Climate change is to long-term changes in temperatures, precipitations, and weather patterns. These changes may be natural, but after the 1800s, human actions have been the central driver of climate change, principally due to burning fossil fuels, which contributes heat-trapping gases.

Scientists are trying to predict climatic parameters for the future, taking into account various scenarios of human development. Four pathways were applied for climate modeling and research by IPCC.
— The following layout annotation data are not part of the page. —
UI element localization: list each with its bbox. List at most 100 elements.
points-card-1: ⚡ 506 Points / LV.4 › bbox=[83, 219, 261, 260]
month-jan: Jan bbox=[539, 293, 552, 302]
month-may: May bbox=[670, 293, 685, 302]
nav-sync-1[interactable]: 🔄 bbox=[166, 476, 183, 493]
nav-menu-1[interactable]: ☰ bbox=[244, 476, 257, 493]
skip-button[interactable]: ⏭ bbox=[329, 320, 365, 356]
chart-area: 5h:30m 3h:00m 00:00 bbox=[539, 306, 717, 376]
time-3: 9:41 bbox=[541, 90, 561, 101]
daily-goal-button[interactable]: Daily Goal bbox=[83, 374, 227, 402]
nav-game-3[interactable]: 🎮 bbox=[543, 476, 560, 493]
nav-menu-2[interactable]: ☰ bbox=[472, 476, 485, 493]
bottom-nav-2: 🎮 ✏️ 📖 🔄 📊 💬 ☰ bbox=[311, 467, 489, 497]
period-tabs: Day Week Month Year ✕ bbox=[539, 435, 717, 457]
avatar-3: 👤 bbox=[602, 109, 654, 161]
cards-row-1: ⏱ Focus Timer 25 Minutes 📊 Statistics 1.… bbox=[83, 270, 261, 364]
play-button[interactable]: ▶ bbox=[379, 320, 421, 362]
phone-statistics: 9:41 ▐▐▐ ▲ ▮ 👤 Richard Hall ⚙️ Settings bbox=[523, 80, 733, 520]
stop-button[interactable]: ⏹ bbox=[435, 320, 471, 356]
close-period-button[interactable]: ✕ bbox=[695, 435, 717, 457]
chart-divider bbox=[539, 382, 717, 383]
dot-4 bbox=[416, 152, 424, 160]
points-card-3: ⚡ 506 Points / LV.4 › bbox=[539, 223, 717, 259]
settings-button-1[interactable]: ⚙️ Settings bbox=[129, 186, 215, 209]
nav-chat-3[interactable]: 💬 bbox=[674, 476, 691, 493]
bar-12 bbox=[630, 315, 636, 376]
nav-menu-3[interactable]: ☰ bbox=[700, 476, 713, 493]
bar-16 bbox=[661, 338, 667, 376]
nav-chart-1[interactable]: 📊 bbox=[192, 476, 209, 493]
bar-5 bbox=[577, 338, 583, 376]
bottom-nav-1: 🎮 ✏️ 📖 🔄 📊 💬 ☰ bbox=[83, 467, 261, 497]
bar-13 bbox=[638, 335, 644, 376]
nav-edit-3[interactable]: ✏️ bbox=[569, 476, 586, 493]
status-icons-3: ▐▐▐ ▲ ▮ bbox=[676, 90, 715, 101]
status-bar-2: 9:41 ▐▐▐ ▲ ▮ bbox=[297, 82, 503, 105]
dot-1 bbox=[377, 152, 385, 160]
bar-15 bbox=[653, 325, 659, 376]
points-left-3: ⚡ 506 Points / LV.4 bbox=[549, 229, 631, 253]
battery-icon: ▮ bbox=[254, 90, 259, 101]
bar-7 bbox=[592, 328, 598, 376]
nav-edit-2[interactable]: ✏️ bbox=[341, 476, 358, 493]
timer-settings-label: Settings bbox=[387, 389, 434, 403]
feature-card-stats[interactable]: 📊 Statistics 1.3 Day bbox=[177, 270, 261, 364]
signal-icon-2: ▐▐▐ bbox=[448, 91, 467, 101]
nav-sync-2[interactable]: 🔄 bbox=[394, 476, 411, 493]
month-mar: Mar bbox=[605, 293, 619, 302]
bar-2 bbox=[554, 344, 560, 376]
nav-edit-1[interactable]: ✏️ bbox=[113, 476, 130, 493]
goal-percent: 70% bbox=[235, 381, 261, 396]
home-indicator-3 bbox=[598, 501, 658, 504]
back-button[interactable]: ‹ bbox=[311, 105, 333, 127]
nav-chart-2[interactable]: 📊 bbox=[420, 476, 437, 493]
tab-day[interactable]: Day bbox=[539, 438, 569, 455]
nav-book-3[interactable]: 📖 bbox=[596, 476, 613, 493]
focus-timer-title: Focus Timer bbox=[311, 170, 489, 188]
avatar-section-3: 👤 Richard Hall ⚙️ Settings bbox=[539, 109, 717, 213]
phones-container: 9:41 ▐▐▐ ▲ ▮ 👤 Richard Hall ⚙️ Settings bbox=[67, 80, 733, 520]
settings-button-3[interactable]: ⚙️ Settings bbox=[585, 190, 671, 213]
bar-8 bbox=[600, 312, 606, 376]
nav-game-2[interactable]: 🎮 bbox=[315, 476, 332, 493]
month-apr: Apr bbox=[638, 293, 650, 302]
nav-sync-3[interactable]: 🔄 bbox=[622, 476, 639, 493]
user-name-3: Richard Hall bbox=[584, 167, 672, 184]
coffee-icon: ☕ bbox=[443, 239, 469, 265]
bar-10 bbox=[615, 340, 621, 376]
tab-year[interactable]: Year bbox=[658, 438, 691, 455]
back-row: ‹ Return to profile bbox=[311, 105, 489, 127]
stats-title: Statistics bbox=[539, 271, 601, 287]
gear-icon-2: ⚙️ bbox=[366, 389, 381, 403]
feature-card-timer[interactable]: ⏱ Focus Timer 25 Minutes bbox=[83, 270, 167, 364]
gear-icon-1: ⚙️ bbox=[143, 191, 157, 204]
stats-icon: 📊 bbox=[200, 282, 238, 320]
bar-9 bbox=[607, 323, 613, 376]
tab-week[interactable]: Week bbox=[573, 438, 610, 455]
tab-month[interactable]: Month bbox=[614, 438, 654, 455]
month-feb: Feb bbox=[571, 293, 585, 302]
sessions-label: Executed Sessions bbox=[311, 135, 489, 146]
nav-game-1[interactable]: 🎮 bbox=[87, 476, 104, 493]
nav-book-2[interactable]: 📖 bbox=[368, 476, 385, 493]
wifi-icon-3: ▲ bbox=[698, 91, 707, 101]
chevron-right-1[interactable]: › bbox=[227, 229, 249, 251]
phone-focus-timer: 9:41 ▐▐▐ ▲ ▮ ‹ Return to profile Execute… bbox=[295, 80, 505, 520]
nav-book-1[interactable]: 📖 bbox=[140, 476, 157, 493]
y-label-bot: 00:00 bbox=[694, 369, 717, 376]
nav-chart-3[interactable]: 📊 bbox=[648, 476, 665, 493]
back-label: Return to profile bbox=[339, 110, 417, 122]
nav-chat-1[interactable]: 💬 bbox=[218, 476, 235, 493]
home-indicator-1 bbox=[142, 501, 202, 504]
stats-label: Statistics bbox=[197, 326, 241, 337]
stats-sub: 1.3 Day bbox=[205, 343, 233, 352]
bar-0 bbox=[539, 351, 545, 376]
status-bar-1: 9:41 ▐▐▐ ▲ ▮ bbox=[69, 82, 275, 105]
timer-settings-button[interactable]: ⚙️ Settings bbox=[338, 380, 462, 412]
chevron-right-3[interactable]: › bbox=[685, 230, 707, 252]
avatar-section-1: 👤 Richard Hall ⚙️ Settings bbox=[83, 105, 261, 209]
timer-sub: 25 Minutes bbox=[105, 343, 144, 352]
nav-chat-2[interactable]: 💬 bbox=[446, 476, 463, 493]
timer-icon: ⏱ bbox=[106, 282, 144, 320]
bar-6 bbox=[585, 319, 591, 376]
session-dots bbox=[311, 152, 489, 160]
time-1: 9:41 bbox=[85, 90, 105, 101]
RCP2.6, RCP4.5, RCP6, and RCP8.5 variety of possible scenarios for changing the planet's climate based on the level to which humankind decreases its greenhouse gas emissions. The number of RCP match how many extra watts per square meter of radiative forcing we can expect from the greenhouse gases in the atmosphere, which in turn depends on how much greenhouse gas is really in the atmosphere of our planet. RCP8.5 is the most severe scenario, essentially with the assumption that we do entirely nothing to stop greenhouse gas emission and continue business-as-usual.

Without significant cuts to carbon emissions and land-use changes, humankind is currently on the path to an RCP8.5-like scenario unless great intergovernmental efforts are put into place.

RCP 8.5 evaluation an ~4.5°C global warming by 2100, the Paris agreement only gets us down to ~3°C, still well over the 1.5-2°C that is recommended for the long-term conservation of current levels of human civilization.

The great graph below visualizes the warming in the Arctic as a mountain, according to RCP 8.5.
The Warming in the Arctic As a Mountain

As a result of climate change, the Arctic will be ice-free. Greenland is carved out to leave the blue Mediterranean-like but cold seas in the interior.

Sea level will rise 30 cm by 2050 and 69 cm by 2100, comparatively to the level in 2000. In the high emission scenario, it will be 34 cm by 2050 and 111 cm by 2100.